Skills

Languages:
- Python
- R
- Spark
- VBA

I am proficient in Python, and I extensively use it in my projects. I am also familiar with R. Regarding Computer Science, I have a particularly good understanding of data structures, searching and sorting algorithms.

Data Cleaning & Wrangling:
- Pandas
- NumPy
-Alteryx

When working purely in python I use Pandas and Numpy to help with data cleaning and EDA. In my last position I have extensive Alteryx experience for these tasks

Data Visualization
- Matplotlib
- Seaborn
- Plotly
- Ggplot
- Holoviews

When using python I have experience using Seaborn, Matplotlib, and Plotly.

Machine Learning:
- Scikit-Learn
- Supervised ML
- Unsupervised ML

For machine learning models, I am most familiar with Scikit-Learn, but I am open to learning anything. I am familiar with Natural Language Processing (NLP), Decision Tree, Random Forest, Logistic and Linear Regression, Support Vector Machines (SVM), Naïve Bayes (NB), Stochastic Gradient Descent (SGD), K Nearest Neighbors (KNN), and Nuearal Networks.

Databases:
- SQL
- MongoDB
- NoSQL
- BigQuery

For databases, I am most skilled in SQL and MongoDB. In the past, I worked with Big Query.

Others:
- Tableau
- Jupyter Notebook
- Databricks
- UI Path

I have used various other tools in my projects and work.
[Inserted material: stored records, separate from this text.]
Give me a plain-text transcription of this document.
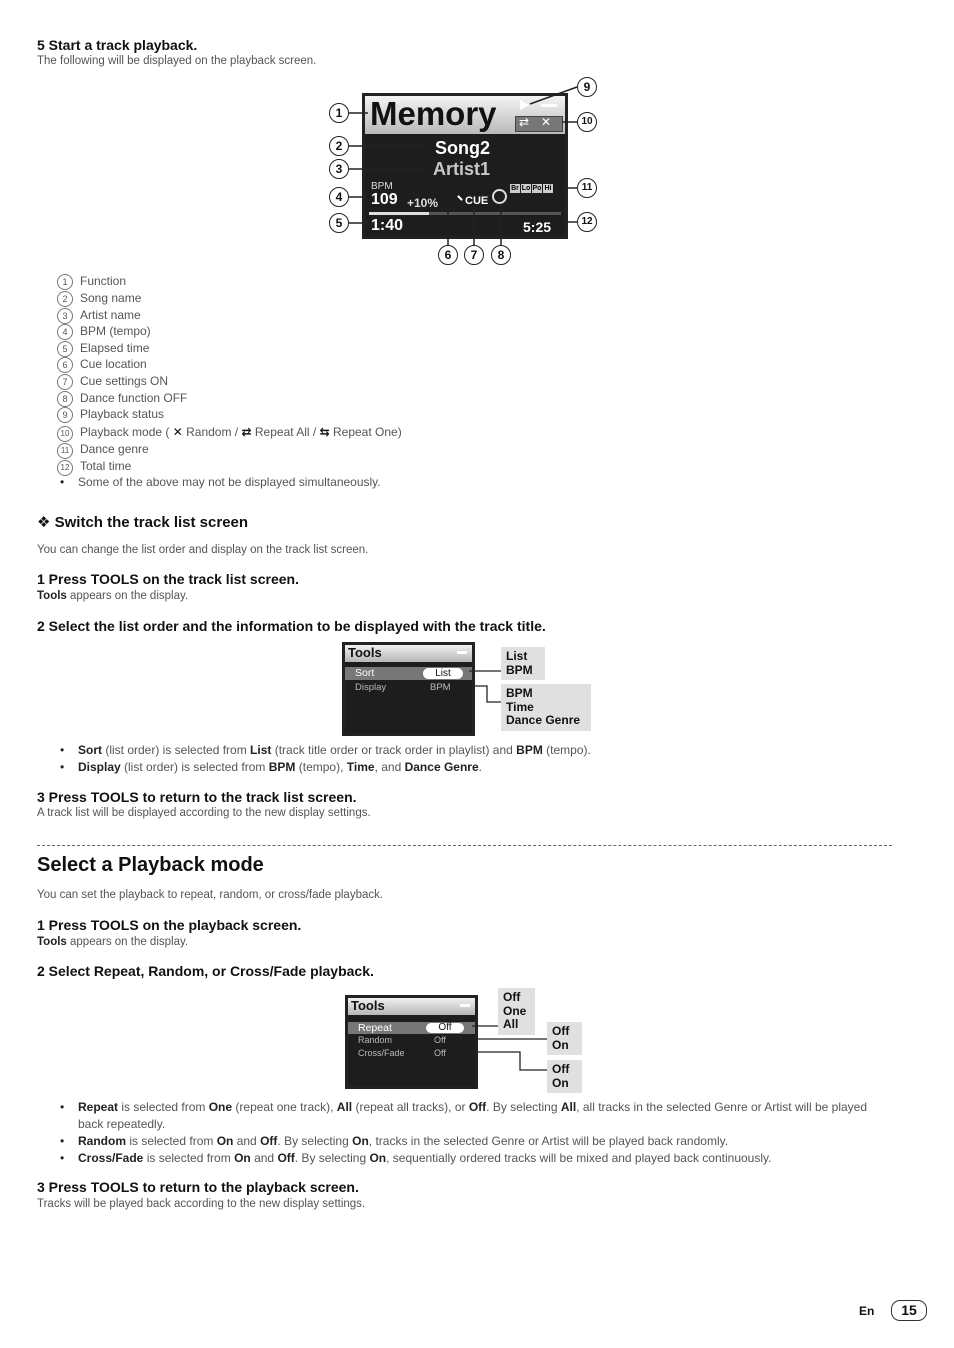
5 Start a track playback.
The following will be displayed on the playback screen.
Memory ⇄ ✕
Song2
Artist1
BPM
109 +10% CUE
Br Lo Po Hi
1:40	5:25
1
2
3
4
5
6	7	8
9
10
11
12
1 Function
2 Song name
3 Artist name
4 BPM (tempo)
5 Elapsed time
6 Cue location
7 Cue settings ON
8 Dance function OFF
9 Playback status
10 Playback mode ( ✕ Random / ⇄ Repeat All / ⇆ Repeat One)
11 Dance genre
12 Total time
• Some of the above may not be displayed simultaneously.
❖ Switch the track list screen
You can change the list order and display on the track list screen.
1 Press TOOLS on the track list screen.
Tools appears on the display.
2 Select the list order and the information to be displayed with the track title.
Tools
Sort	List
Display	BPM
List
BPM
BPM
Time
Dance Genre
• Sort (list order) is selected from List (track title order or track order in playlist) and BPM (tempo).
• Display (list order) is selected from BPM (tempo), Time, and Dance Genre.
3 Press TOOLS to return to the track list screen.
A track list will be displayed according to the new display settings.
Select a Playback mode
You can set the playback to repeat, random, or cross/fade playback.
1 Press TOOLS on the playback screen.
Tools appears on the display.
2 Select Repeat, Random, or Cross/Fade playback.
Tools
Repeat	Off
Random	Off
Cross/Fade	Off
Off
One
All	Off
On
Off
On
• Repeat is selected from One (repeat one track), All (repeat all tracks), or Off. By selecting All, all tracks in the selected Genre or Artist will be played back repeatedly.
• Random is selected from On and Off. By selecting On, tracks in the selected Genre or Artist will be played back randomly.
• Cross/Fade is selected from On and Off. By selecting On, sequentially ordered tracks will be mixed and played back continuously.
3 Press TOOLS to return to the playback screen.
Tracks will be played back according to the new display settings.
En	15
I am able to learn new tools quickly as well.

Recent Projects

Beer Ratings and Recomendations

This notebook explores trends in beer preferences using a dataset of about 1.5 million beer reviews from BeerAdvocate. The project's goals include characterizing the dataset, grouping similar beers, and recommending beers in each group. It poses intriguing questions about beer selection and factors influencing beer quality. The notebook covers extensive data analysis, including individual beer and brewery analysis, and employs various modeling techniques such as clustering and recommendation systems (Content-Based, Collaborative, and ALS Recommendation).

2016 Voter analysis

This notebook documents the 2016 election and delves into data preparation and cleaning, with a focus on handling NA data. It highlights the application of various modeling techniques, including clustering and logistic regression, demonstrating a comprehensive approach to data analysis and machine learning.

Census Income Study

A series of projects in the 'Census Income Study' are dedicated to the in-depth analysis of census data, employing advanced data science methodologies. The primary objectives are to meticulously clean and analyze the data, apply clustering techniques for uncovering patterns, and utilize logistic regression for robust predictive modeling, thereby extracting valuable insights from the census dataset.